When he finally arrived at the chimney stack, the rubbled remains of what had once been a brick factory were strewn around its base. Here and there, partial walls still stood and Daniel tried to read some faded Cyrillic script painted on parts of the brickwork. It puzzled him at first and then he remembered that following the end of the Second World War, Russia had financed business opportunities into a fair number of territories under the control of their western allies. Whether it was an attempt to try and destabilise the capitalist ideals of their allies or were just simple humanitarian gestures, these various, and many, building projects had been the topic of countless discussions for decades as to the real reasons why Russia had gone to great lengths to build and provide such structures all over the world. The most famo
us example of one of these projects was the bizarre fact that the airport in the Afghanistan capital, Kabul, had been built in the early 1960s by Soviet engineers, and this ruined brick factory had obviously been another one of these developments.
He slowly drove the motorcycle up to the double rolls of coiled barbed wire fencing to find a possible gap and observed that its height of 3 metres was topped with the most vicious-looking razor wire he had ever seen. This type of fence was easily erected and served as quite a significant deterrent to all but the most determined. To get past this type of fence required patience to cut the individual strands, provided that you weren’t cut to pieces in the process, or an armoured vehicle to drive over it and burst a crumpled passage through.

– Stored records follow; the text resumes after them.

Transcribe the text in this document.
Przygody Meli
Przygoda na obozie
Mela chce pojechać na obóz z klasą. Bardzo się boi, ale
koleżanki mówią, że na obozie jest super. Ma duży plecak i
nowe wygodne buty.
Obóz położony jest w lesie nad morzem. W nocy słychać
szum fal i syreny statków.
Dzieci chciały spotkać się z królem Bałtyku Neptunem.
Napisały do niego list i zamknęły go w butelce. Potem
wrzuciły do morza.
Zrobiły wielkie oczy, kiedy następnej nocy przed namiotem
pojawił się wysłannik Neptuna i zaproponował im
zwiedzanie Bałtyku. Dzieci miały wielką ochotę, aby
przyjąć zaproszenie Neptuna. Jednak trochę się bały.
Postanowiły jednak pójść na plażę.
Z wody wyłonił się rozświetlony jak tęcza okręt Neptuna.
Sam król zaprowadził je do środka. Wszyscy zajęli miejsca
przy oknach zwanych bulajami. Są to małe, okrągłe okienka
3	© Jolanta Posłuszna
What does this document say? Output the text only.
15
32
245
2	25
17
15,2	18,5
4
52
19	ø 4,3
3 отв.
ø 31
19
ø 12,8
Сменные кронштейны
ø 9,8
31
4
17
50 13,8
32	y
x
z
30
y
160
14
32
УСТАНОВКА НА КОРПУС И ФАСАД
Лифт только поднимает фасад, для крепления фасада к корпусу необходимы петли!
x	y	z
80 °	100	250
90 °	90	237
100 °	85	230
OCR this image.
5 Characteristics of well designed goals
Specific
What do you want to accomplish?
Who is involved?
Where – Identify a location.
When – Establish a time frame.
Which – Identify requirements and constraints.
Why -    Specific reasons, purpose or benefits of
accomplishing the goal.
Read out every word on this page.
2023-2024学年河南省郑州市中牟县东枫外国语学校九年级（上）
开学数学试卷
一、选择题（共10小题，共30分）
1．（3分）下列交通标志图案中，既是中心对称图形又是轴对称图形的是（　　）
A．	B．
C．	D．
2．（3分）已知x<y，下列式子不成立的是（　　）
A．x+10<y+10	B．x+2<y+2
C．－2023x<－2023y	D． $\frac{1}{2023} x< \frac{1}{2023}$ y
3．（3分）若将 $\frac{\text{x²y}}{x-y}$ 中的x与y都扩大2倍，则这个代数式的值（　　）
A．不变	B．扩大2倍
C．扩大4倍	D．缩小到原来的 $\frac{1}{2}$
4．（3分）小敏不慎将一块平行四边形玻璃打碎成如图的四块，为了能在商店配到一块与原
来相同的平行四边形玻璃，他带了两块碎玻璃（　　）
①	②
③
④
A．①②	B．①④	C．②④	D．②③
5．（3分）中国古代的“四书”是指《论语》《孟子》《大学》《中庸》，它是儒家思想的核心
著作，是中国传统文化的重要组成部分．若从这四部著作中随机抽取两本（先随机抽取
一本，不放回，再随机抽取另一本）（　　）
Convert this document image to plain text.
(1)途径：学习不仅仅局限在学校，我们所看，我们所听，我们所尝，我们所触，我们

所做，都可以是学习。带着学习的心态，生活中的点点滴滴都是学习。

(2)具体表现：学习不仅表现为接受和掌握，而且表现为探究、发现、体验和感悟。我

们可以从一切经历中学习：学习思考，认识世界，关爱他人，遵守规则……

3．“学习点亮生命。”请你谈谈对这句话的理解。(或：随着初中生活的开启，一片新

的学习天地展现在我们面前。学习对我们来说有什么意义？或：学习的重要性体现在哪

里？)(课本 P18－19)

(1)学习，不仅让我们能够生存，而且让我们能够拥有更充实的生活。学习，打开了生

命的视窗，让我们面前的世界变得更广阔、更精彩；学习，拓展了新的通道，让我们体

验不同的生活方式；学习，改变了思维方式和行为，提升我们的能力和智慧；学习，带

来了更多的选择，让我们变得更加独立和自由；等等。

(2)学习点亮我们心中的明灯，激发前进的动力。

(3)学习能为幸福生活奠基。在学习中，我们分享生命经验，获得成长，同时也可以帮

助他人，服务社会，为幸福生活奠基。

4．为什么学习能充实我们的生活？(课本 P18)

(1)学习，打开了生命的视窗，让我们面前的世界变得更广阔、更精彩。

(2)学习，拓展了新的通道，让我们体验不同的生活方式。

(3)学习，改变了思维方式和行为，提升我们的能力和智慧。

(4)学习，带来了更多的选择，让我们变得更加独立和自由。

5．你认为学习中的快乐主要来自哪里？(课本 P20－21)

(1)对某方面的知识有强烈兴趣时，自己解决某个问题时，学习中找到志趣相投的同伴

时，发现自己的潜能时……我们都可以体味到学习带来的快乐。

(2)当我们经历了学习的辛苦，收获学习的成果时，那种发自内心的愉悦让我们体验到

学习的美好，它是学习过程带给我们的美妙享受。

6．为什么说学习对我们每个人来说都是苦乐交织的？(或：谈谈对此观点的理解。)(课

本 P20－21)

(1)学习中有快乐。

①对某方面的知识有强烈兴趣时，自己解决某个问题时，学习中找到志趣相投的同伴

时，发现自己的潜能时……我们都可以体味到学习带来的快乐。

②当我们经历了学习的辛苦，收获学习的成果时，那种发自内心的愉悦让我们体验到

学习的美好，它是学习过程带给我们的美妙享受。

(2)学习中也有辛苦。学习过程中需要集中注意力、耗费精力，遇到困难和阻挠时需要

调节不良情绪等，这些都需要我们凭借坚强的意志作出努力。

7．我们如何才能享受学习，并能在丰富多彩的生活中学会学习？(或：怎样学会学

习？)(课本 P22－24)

Daniel parked the Fireblade and walked back and forth along a few hundred metres of the fence but he couldn’t find the gap that Rifat had told him was there. A wild goat bleated at him from the Afghan side and he was about to give up when the same wild goat suddenly appeared beside him on the Pakistani side of the barrier. Its sudden appearance made Daniel check the fencing more closely than before and he discovered that there was an optical illusion in the terrain. Rocks and boulders impeded the flow of part of the path of the border fence and the barbed wire had been doubled-back on itself over and around these rocks. By doing so, a metre-wide gap between the rolls had been left behind that wasn’t obvious to the naked eye at ground level, even if you were standing right in front of it as Daniel was just now. The giveaway for Daniel had been the local wild goat slipping through this optical illusion from Afghanistan into Pakistan.
Daniel carefully pushed the Fireblade through the gap in the fence while mindful of avoiding the spikes of the barbed wire, thanked the nearby wild goat for his help in locating the gap and drove off heading in a northerly direction in search of Highway 7 that connected the cities of Torkham to Kabul through Jalalabad.